1997 – Bruschetta. I think there’s a time lag here – bruschetta was on the menu at Caffe Della Piazza years before this. Maybe it was a slow year and they were grasping.
1998 – Harissa, chermoula, Middle Eastern everything. Cous Cous is what I remember. Cous cous everywhere, taking over the world. Which reminds me: how could they neglect to mention the FOCCACCIA insanity of the mid 90s? My God, I thought I’d scream if I was forced to eat another toasted foccaccia with something, something else, and sundried tomatoes…I still can’t eat it.

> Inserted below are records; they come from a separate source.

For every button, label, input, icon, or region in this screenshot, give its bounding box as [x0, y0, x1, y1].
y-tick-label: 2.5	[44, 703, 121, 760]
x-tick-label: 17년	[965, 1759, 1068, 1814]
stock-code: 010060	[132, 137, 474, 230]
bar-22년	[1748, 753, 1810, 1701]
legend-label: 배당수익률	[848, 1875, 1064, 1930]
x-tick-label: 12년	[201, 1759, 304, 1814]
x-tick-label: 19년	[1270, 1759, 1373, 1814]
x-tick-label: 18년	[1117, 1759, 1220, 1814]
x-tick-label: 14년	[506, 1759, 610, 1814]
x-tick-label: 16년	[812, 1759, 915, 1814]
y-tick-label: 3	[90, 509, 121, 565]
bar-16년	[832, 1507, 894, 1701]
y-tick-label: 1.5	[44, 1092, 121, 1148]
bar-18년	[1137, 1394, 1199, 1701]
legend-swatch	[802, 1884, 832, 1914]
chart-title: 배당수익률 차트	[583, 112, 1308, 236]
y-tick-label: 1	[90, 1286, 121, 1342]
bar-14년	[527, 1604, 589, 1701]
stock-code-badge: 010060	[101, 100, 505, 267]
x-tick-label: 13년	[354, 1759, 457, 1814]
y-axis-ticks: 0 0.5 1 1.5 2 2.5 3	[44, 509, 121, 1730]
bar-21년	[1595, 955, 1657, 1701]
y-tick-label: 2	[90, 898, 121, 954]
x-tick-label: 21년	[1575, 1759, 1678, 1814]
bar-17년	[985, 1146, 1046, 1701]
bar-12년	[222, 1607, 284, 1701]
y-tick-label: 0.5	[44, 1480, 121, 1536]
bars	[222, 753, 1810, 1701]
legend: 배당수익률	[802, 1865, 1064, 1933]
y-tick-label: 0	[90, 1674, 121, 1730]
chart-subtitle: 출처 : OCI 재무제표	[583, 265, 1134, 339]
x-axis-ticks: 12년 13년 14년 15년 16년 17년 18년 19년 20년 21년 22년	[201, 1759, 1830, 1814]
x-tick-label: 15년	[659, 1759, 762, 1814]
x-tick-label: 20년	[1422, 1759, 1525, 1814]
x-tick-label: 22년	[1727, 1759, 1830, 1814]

1999 – Mushroom risotto. That’s hilarious. I ate heaps of mushroom risotto in 1999, even though I wasn’t now living in Sydney. I even had it in Italy. And then on my North American trip on the way back to Australia from London in 2001, I was making it for everyone, everywhere I stayed. I lived on it.
2000 – Caramelised everything. London I don’t really recall having this fad at the same time, but I do remember caramelised onions dominating the scene upon my return.

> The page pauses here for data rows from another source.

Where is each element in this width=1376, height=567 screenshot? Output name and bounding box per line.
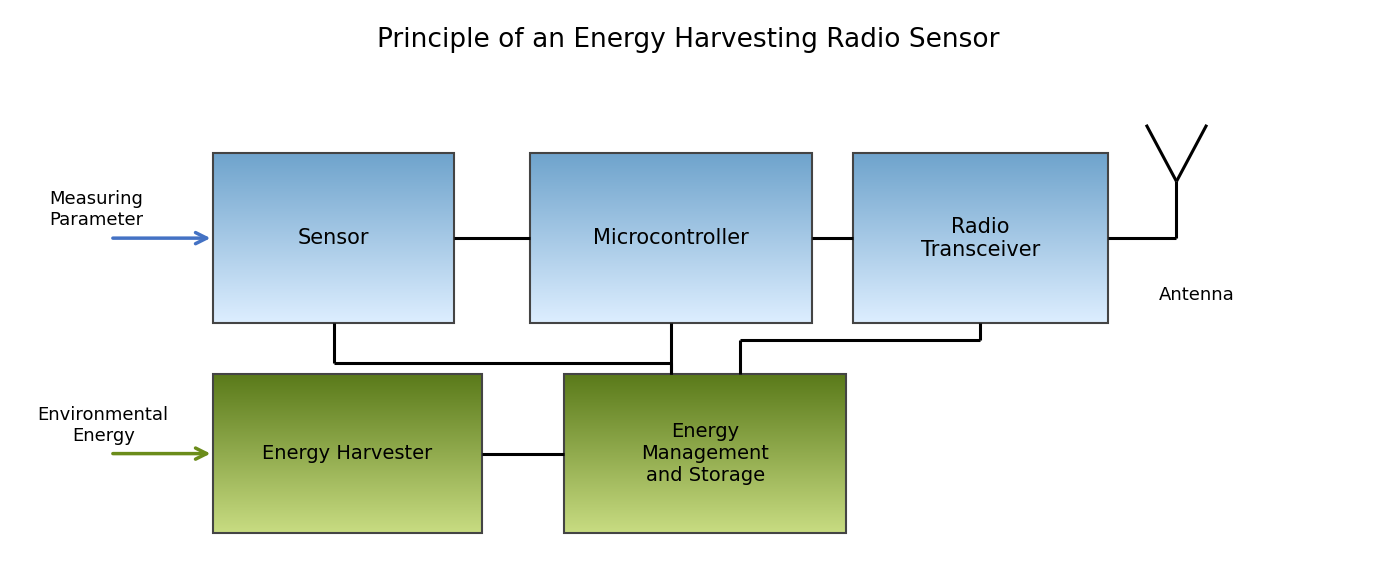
Text: Antenna: Antenna bbox=[1159, 286, 1236, 304]
Bar bbox=[530, 153, 812, 323]
Bar bbox=[853, 153, 1108, 323]
Text: Microcontroller: Microcontroller bbox=[593, 228, 749, 248]
Text: Radio
Transceiver: Radio Transceiver bbox=[921, 217, 1040, 260]
Text: Measuring
Parameter: Measuring Parameter bbox=[50, 191, 143, 229]
Text: Environmental
Energy: Environmental Energy bbox=[37, 406, 169, 445]
Text: Principle of an Energy Harvesting Radio Sensor: Principle of an Energy Harvesting Radio … bbox=[377, 27, 999, 53]
Bar bbox=[213, 374, 482, 533]
Text: Energy
Management
and Storage: Energy Management and Storage bbox=[641, 422, 769, 485]
Text: Energy Harvester: Energy Harvester bbox=[263, 444, 432, 463]
Bar bbox=[564, 374, 846, 533]
Text: Sensor: Sensor bbox=[299, 228, 369, 248]
Bar bbox=[213, 153, 454, 323]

2001 – Truffled olive oil. Right on the money. Just as I remember my first year home. Truffle oil spilling out all over the foodie highway to hell.
2002 – Seafood carpaccio. Yes, and wasn’t it great? Still one of the best things on any menu when the fish is fresh. If you dig raw fish, Zushi in Darlinghurst does THE most sublime tuna tataki. How do I love thee, Zushi? Let me count the ways.
2003 – Confit duck, then confit everything. Oh yeah, baby. I remember Bistro Balzac leading the way here. And that cute little restaurant tucked up the back of Bronte…what’s it called?? I think it’s named after something edible, like Aubergine, but I don’t think that’s right. [I looked it up. Not so edible after all: the restaurant is called Wet Paint and it’s on Macpherson St, Bronte. Lovely little neighbourhood joint. Funnily enough, its signature dish is Cajun-spiced chicken…another dish redux].
2004 – Affogato. That must have been a dud foodie year because affogato’s been around for aaaaaages.
2005 – Pork belly and scallops. When they’re right, they’re right.
2006 – Foam everything. That would explain those desperate McDonald’s and Harry’s Cafe de Wheels stops on the cab ride home from all those restaurants last year… Foam, my friends, does not feed.
2007 – Organic everything. Yeah, but does it taste better? My jury’s out.
Such a fond trip down calorie lane. Ah, food, glorious food. Hey, a massive omission has just struck me: where’s the reference to the Thai takeover of this country’s cuisine??? Okay, it wasn’t a fad, but gee, Good Living guys, Thai food changed everything about eating in Sydney and elsewhere in Australia. I also think it’s weird the humble sushi roll didn’t make the list. This entire city eats Sushi rolls for lunch now the same way we all used to eat Vegemite sandwiches in primary school, like it’s a given. Twenty years ago, that would have been unthinkable.